Can we trust our Federal Government to have our environment's best interests at heart? Forgive me for saying, "Not a chance." The Trudeau government loses a little more credibility each day.

"The regulator also said that typically, the "effects" from these types of spills are limited."
Yes, as always, Big Oil will get a slap on the rest and move on until the all-too-predictable significant spill occurs with major "effects". So much for the precautionary principle.

Thanks for keeping up the hard work, Mike. So glad BP is taking this seriously. [Just like McKenna] I wonder what 'low' toxicity means - well, I guess we don't have to worry - after all there's nothing on the ocean floor that could be poisoned, right?

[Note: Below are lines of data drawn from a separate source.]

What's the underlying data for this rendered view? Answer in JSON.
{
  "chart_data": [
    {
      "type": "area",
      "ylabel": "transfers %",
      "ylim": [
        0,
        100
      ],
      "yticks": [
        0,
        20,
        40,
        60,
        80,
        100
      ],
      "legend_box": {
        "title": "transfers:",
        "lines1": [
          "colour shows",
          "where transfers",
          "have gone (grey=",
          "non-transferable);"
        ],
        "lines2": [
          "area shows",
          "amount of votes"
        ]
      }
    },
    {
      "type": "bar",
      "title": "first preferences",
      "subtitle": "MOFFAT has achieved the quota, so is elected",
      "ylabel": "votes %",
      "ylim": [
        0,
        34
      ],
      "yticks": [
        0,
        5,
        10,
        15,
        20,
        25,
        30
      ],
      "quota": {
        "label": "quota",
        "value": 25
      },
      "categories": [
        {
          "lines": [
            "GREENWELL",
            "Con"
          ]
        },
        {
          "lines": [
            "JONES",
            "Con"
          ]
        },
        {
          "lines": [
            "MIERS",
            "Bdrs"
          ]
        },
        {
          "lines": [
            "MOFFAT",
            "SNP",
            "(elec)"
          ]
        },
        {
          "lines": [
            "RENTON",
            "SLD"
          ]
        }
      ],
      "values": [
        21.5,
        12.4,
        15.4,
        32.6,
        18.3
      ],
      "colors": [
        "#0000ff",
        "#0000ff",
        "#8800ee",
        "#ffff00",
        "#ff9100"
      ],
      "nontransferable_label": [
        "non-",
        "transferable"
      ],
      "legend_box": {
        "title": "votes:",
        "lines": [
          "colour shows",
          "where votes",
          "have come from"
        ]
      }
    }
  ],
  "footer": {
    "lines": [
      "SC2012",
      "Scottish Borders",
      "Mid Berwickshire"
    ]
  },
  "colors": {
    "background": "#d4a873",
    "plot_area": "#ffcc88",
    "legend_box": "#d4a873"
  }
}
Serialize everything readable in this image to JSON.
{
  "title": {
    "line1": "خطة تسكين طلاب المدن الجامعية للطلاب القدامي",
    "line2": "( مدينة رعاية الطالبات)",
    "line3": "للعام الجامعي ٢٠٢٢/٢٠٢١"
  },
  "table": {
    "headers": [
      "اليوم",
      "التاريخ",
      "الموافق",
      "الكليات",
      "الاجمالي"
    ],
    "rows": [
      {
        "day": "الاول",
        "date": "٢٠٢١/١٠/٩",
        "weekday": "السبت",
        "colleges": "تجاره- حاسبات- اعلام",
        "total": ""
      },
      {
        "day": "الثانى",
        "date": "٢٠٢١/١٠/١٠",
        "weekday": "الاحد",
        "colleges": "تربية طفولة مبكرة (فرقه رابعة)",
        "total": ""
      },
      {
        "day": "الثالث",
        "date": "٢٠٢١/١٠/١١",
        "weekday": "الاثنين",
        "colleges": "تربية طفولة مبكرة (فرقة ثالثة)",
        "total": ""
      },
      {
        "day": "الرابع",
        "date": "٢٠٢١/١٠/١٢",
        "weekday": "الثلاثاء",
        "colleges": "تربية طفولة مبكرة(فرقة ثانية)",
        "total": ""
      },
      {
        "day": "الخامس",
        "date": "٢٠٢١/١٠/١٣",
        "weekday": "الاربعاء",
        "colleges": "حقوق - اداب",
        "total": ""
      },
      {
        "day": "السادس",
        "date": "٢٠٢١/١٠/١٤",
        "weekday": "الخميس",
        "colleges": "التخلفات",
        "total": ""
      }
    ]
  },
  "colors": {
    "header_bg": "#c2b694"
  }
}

The toxicity really depends on the type of drilling mud being used. Many are relatively non-toxic while others may contain large amounts of Potassium or even diesel oil.
Before stating in the headline that this fluid is toxic, I think the National Observer should identify which type of drilling mud was being used rather than state a worst case. I see nowhere in the article this important information.
This is hardly objective reporting.

Now as to the bentonite most probably in the fluid - yes it will slowly settle to the b ottom. So now we need to know what the bottom is like in this region, then lifeforms present and then we can work out the possible effects of this settling.

Please - do your job properly and report ALL the facts so we can properly assess the environmental outcomes.